Mexican Senate passes money-laundering measure
Mexico's Senate passed a long-awaited bill to address money laundering, which is estimated to be a USD 12 billion a year business.
The measure has been sent to President Felipe Calderon's desk for his signature.
The bill, debated for more than two years with input from Mexican and international experts in the field, is aimed at weakening the financial structures of drug-trafficking and organized crime syndicates and bringing Mexican law into line with global standards.
It commits Mexico to work with the international community to curb money laundering and strengthens the government's tools for combating this crime, the chair of the Senate governance committee, Cristina Diaz, said after the vote.
The main purpose of this legislation is to detect the approximately USD 40 billion in annual proceeds from organized crime activities, Sen. Alejandro Encinas said.
He said the bill creates a special unit within the organized-crime division of the Attorney General's Office to combat money laundering.
Initially proposed by Calderon, the legislation sets a limit on cash transactions and big gambling bets and on the issuance or sale of non-bank service or credit cards and travelers checks.
It also imposes controls on real-estate construction and development services and the sale of jewellery, artwork, boats and planes.

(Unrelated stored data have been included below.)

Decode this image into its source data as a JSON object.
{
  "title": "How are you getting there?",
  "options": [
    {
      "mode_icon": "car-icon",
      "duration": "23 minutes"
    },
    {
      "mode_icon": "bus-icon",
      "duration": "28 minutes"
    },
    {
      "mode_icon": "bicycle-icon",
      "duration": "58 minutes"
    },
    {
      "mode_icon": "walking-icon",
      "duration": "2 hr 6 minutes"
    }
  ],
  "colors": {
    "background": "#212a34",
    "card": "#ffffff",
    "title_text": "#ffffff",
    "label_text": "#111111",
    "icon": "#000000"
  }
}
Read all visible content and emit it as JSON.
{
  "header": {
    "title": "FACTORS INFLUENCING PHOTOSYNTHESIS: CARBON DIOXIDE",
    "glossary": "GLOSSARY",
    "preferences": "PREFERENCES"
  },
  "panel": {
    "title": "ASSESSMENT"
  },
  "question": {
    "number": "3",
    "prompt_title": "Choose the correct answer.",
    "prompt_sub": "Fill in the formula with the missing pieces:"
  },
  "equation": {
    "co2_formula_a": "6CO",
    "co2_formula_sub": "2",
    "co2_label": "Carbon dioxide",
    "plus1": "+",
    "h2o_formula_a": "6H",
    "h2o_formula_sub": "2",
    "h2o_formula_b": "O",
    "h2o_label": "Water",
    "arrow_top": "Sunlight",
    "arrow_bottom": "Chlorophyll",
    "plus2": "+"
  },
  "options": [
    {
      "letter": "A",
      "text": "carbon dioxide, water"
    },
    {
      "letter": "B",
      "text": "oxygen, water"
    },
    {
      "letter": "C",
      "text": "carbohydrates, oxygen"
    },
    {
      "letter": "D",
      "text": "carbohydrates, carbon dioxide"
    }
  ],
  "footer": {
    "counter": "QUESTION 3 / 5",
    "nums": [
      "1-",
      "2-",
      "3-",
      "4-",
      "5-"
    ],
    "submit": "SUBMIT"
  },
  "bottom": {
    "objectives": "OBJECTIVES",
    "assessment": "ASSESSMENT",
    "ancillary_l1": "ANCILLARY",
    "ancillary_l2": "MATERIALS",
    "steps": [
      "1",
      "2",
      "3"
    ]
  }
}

It prohibits the use of cash for real-estate transactions of more than 1 million pesos (USD 77,519) and vehicle purchases that exceed 200,000 pesos (USD 15,504).
In the case of jewellery, precious metals, watches, precious stones and artwork, cash payments will not be allowed for purchases totaling more than 300,000 pesos (USD 23,256).
The new law requires financial institutions - such as the stock market, the Mexican pension savings system, investment firms, savings cooperatives and insurers - to report suspicious activity to the finance ministry.
In a message on Twitter, Calderon hailed the bill as "great news" and crucial to slashing funding for organized crime gangs in Mexico, where turf battles among the well-funded mobs and their clashes with security forces have left some 60,000 dead since the president took office in December 2006 for a six-year term.